足掻き
ここは再びベッドの上。
ここで寝て、前回は死んでしまった。
考えてみれば、これは家に不審者が入ってきたということだろうか。
……この家は危険だ。
「アカリ。どっか別の場所に行った方がいいと思うんだけど……どうだ?」
ベッドの横で、微動だにせずにちょこんと座っている彼女に問うた。
「いい考えだと思いますよ? 前にも言った通り、あなたの未来を決めるのはあなた自身な訳ですから、私に決定権はありませんよ」
「そっか。そうだったな。……よし。外に出て──」
──ドンドン!
その時、不意にドアが叩かれる音がした。
少し驚いたが、そうだったと思い、記憶を遡る。
確か、前回もここで人が母が入ってきたんだっけか。
一応、外に出ることは伝えた方がいいか?
そう思案していると、引き戸がガラガラと開かれ、母が中に来た。
こちらへと、表情を崩さずスタスタと歩いてくる。
「今日の調子はどうだい?」
「今日は、いいよ。……外に出ようと思っているんだけど、いいかな?」
そう問うた時、母は少し俯いて黙り込んだ。
「……」
「母さん? どうしたの?」
「えっ。いいや。なんでもない。……そう。外に出るのね。わかった」
母は、そう独り言のように、呟いて足早にこの場を後にした。
「なぁ。アカリ。……今のって。少し不穏な気配がするんだけど……」
普通。

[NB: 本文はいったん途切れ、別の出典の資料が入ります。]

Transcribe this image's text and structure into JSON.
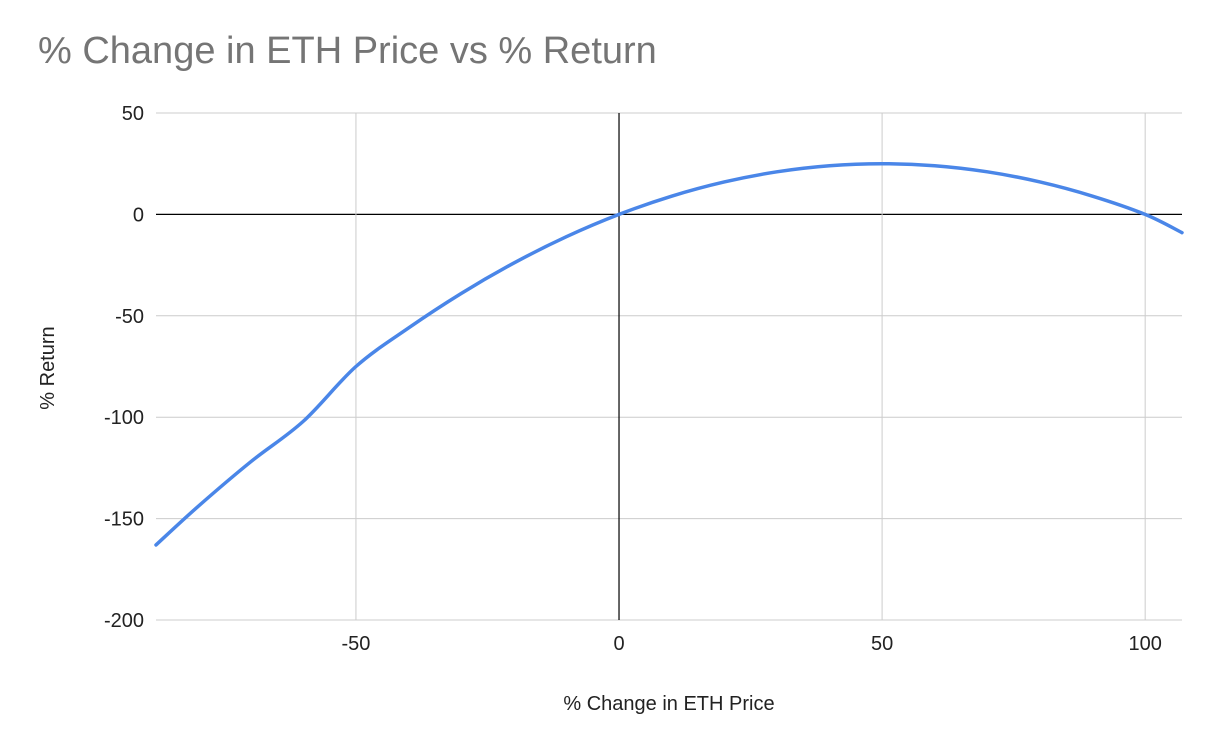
{
  "chart_data": {
    "type": "line",
    "title": "% Change in ETH Price vs % Return",
    "xlabel": "% Change in ETH Price",
    "ylabel": "% Return",
    "xlim": [
      -88,
      107
    ],
    "ylim": [
      -200,
      50
    ],
    "x_ticks": [
      -50,
      0,
      50,
      100
    ],
    "y_ticks": [
      50,
      0,
      -50,
      -100,
      -150,
      -200
    ],
    "x_tick_labels": [
      "-50",
      "0",
      "50",
      "100"
    ],
    "y_tick_labels": [
      "50",
      "0",
      "-50",
      "-100",
      "-150",
      "-200"
    ],
    "grid": true,
    "legend": "none",
    "colors": {
      "line": "#4a86e8",
      "grid": "#cccccc",
      "zero_axis": "#000000",
      "title": "#757575",
      "text": "#222222"
    },
    "series": [
      {
        "values_x": [
          -88,
          -80,
          -70,
          -60,
          -50,
          -40,
          -30,
          -20,
          -10,
          0,
          10,
          20,
          30,
          40,
          50,
          60,
          70,
          80,
          90,
          100,
          107
        ],
        "values_y": [
          -163,
          -144,
          -122,
          -102,
          -75,
          -56,
          -39,
          -24,
          -11,
          0,
          9,
          16,
          21,
          24,
          25,
          24,
          21,
          16,
          9,
          0,
          -9
        ]
      }
    ]
  }
}
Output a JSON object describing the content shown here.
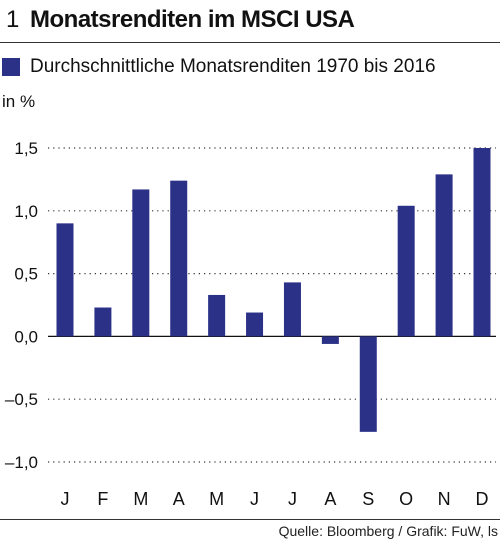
{
  "header": {
    "figure_number": "1",
    "title": "Monatsrenditen im MSCI USA"
  },
  "legend": {
    "label": "Durchschnittliche Monatsrenditen 1970 bis 2016",
    "color": "#2b3187"
  },
  "unit_label": "in %",
  "source": "Quelle: Bloomberg / Grafik: FuW, ls",
  "chart_data": {
    "type": "bar",
    "title": "Monatsrenditen im MSCI USA",
    "subtitle": "Durchschnittliche Monatsrenditen 1970 bis 2016",
    "ylabel": "in %",
    "ylim": [
      -1.0,
      1.5
    ],
    "yticks": [
      -1.0,
      -0.5,
      0.0,
      0.5,
      1.0,
      1.5
    ],
    "ytick_labels": [
      "–1,0",
      "–0,5",
      "0,0",
      "0,5",
      "1,0",
      "1,5"
    ],
    "grid": true,
    "legend_position": "top-left",
    "categories": [
      "J",
      "F",
      "M",
      "A",
      "M",
      "J",
      "J",
      "A",
      "S",
      "O",
      "N",
      "D"
    ],
    "series": [
      {
        "name": "Durchschnittliche Monatsrenditen 1970 bis 2016",
        "color": "#2b3187",
        "values": [
          0.9,
          0.23,
          1.17,
          1.24,
          0.33,
          0.19,
          0.43,
          -0.06,
          -0.76,
          1.04,
          1.29,
          1.5
        ]
      }
    ]
  }
}
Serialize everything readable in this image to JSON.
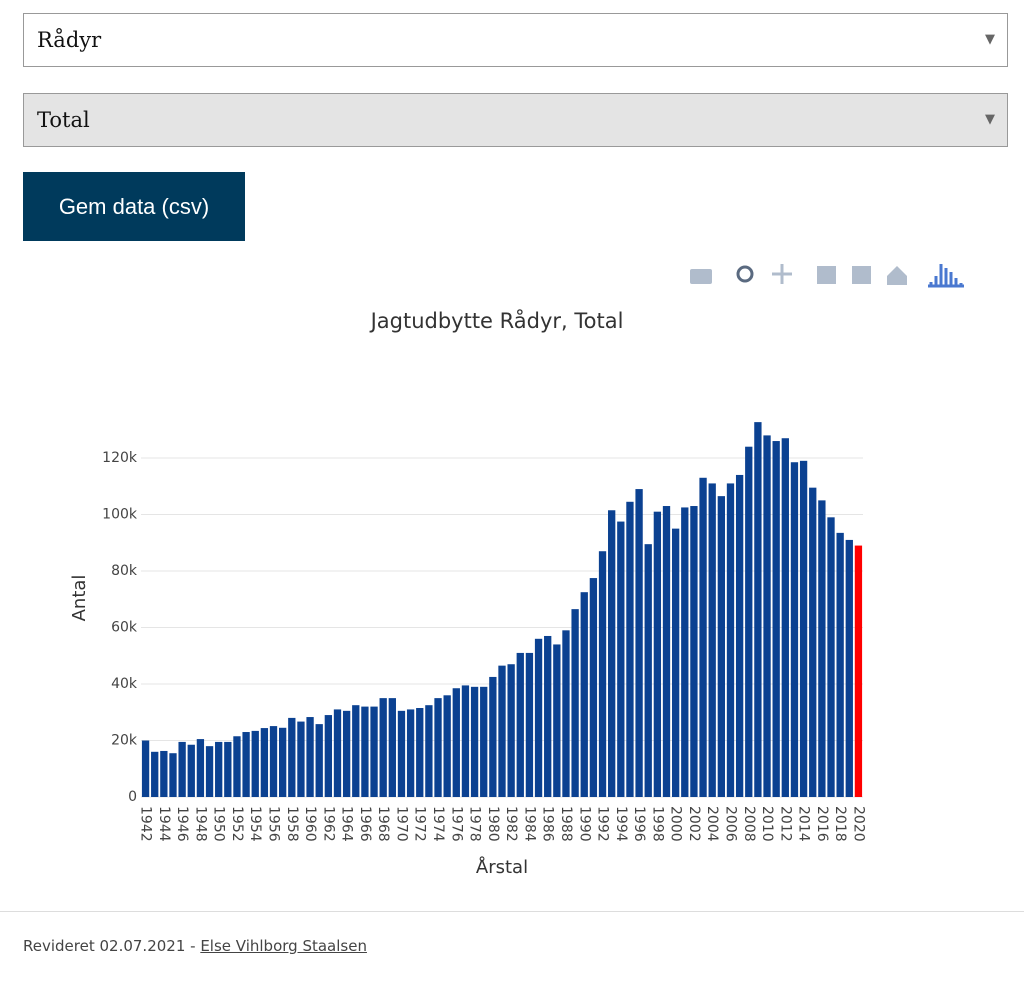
{
  "form": {
    "species_select": "Rådyr",
    "region_select": "Total",
    "download_button": "Gem data (csv)"
  },
  "chart_data": {
    "type": "bar",
    "title": "Jagtudbytte Rådyr, Total",
    "xlabel": "Årstal",
    "ylabel": "Antal",
    "x": [
      1942,
      1943,
      1944,
      1945,
      1946,
      1947,
      1948,
      1949,
      1950,
      1951,
      1952,
      1953,
      1954,
      1955,
      1956,
      1957,
      1958,
      1959,
      1960,
      1961,
      1962,
      1963,
      1964,
      1965,
      1966,
      1967,
      1968,
      1969,
      1970,
      1971,
      1972,
      1973,
      1974,
      1975,
      1976,
      1977,
      1978,
      1979,
      1980,
      1981,
      1982,
      1983,
      1984,
      1985,
      1986,
      1987,
      1988,
      1989,
      1990,
      1991,
      1992,
      1993,
      1994,
      1995,
      1996,
      1997,
      1998,
      1999,
      2000,
      2001,
      2002,
      2003,
      2004,
      2005,
      2006,
      2007,
      2008,
      2009,
      2010,
      2011,
      2012,
      2013,
      2014,
      2015,
      2016,
      2017,
      2018,
      2019,
      2020
    ],
    "values": [
      20000,
      16000,
      16300,
      15500,
      19500,
      18500,
      20500,
      18000,
      19500,
      19500,
      21500,
      23000,
      23400,
      24400,
      25100,
      24500,
      28000,
      26700,
      28300,
      25800,
      29000,
      31000,
      30500,
      32500,
      32000,
      32000,
      35000,
      35000,
      30500,
      31000,
      31500,
      32500,
      35000,
      36000,
      38500,
      39500,
      39000,
      39000,
      42500,
      46500,
      47000,
      51000,
      51000,
      56000,
      57000,
      54000,
      59000,
      66500,
      72500,
      77500,
      87000,
      101500,
      97500,
      104500,
      109000,
      89500,
      101000,
      103000,
      95000,
      102500,
      103000,
      113000,
      111000,
      106500,
      111000,
      114000,
      124000,
      132700,
      128000,
      126000,
      127000,
      118500,
      119000,
      109500,
      105000,
      99000,
      93500,
      91000,
      89000
    ],
    "colors": [
      "#0b4191",
      "#0b4191",
      "#0b4191",
      "#0b4191",
      "#0b4191",
      "#0b4191",
      "#0b4191",
      "#0b4191",
      "#0b4191",
      "#0b4191",
      "#0b4191",
      "#0b4191",
      "#0b4191",
      "#0b4191",
      "#0b4191",
      "#0b4191",
      "#0b4191",
      "#0b4191",
      "#0b4191",
      "#0b4191",
      "#0b4191",
      "#0b4191",
      "#0b4191",
      "#0b4191",
      "#0b4191",
      "#0b4191",
      "#0b4191",
      "#0b4191",
      "#0b4191",
      "#0b4191",
      "#0b4191",
      "#0b4191",
      "#0b4191",
      "#0b4191",
      "#0b4191",
      "#0b4191",
      "#0b4191",
      "#0b4191",
      "#0b4191",
      "#0b4191",
      "#0b4191",
      "#0b4191",
      "#0b4191",
      "#0b4191",
      "#0b4191",
      "#0b4191",
      "#0b4191",
      "#0b4191",
      "#0b4191",
      "#0b4191",
      "#0b4191",
      "#0b4191",
      "#0b4191",
      "#0b4191",
      "#0b4191",
      "#0b4191",
      "#0b4191",
      "#0b4191",
      "#0b4191",
      "#0b4191",
      "#0b4191",
      "#0b4191",
      "#0b4191",
      "#0b4191",
      "#0b4191",
      "#0b4191",
      "#0b4191",
      "#0b4191",
      "#0b4191",
      "#0b4191",
      "#0b4191",
      "#0b4191",
      "#0b4191",
      "#0b4191",
      "#0b4191",
      "#0b4191",
      "#0b4191",
      "#0b4191",
      "#ff0000"
    ],
    "xlim": [
      1941.5,
      2020.5
    ],
    "xticks": [
      1942,
      1944,
      1946,
      1948,
      1950,
      1952,
      1954,
      1956,
      1958,
      1960,
      1962,
      1964,
      1966,
      1968,
      1970,
      1972,
      1974,
      1976,
      1978,
      1980,
      1982,
      1984,
      1986,
      1988,
      1990,
      1992,
      1994,
      1996,
      1998,
      2000,
      2002,
      2004,
      2006,
      2008,
      2010,
      2012,
      2014,
      2016,
      2018,
      2020
    ],
    "ylim": [
      0,
      140000
    ],
    "yticks": [
      0,
      {
        "value": 20000,
        "label": "20k"
      },
      {
        "value": 40000,
        "label": "40k"
      },
      {
        "value": 60000,
        "label": "60k"
      },
      {
        "value": 80000,
        "label": "80k"
      },
      {
        "value": 100000,
        "label": "100k"
      },
      {
        "value": 120000,
        "label": "120k"
      }
    ],
    "grid": true
  },
  "footer": {
    "revised": "Revideret 02.07.2021 - ",
    "author": "Else Vihlborg Staalsen"
  }
}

家の外に出ることなど、自由だとは思うが。
あの人は、それをすぐに承諾しなかった。
前回は、家にいて死んだのだ。
これは、ますます家の中にいるのが危険に感じる。
「今のは、何か露骨でしたね」
「こんな場所早く出よう」
そう言うと同時にベッドから立ち上がる。
裸足であるせいか、少し床が冷たい。
しかし、そんなこと気にしてる暇も無い。
アカリの少し冷たい手を引いて、引き戸の前に立つ。
物音立てぬよう、そーっと開き、首だけを出し、外を見回す。
……と、そこには広い廊下があった。
かなりの大きさだ。
俺の家は豪邸か何かか?
そう思った、瞬間だった。
「うわぁぁぁん!」
幼い少女の悲痛な叫びが、この沈黙を破壊するかの如く、辺りに鳴り響いた。
その声は、広い廊下で絶え間なく木霊する。
聞こえなくなったと思ったら、また叫びが聞こえる。
それは、僕を恐怖させるのに十分すぎるほどのものだった。
「ア、アカリ。こ、こ、この声は……?」
振り返り、絞り出すように、震え声でそう問う。
そんな僕の様子とは打って変わり、アカリは表情一つ崩さずにそこにいた。
「大丈夫ですよ。とりあえず別の場所に行きましょう」
僕は彼女の言葉に軽く頷く。
鳴り止まない心臓を抑えながら部屋を後にする。
何かに背中を押される様に隣の部屋へと飛び込む。
しかし。
そこには。
ベッドに寝かされた大勢の人がいた。
なにか、細いパイプの様な物に身体を繋がれている。
その様子を一言で表すのなら、「不気味」であった。
早鐘の様に鳴っていた心臓が、さらに素早く動く。
「あぁぁぁぁあぁ」
その声は僕の声だ。
もう僕の頭は考えることを諦めていた。
時間が経つのに比例するように、恐ろしさも増幅していく。
怖い。
怖い怖い怖い。
この場所は本当に危険だ。
しかし今気付いた。
ここは僕の家ではない。
「あぁぁぁぁぁああぁぁぁぁ」
叫びながら、部屋を出た。
だが、そこには白い服を着衣した、何人もの人がいた。
もう。僕は無理だと察した。
なにが無理なのかすらも、考えることができない。
僕の身体は拘束され、アカリの体を離してしまう。
チクリと左腕に何かが刺される感触がした。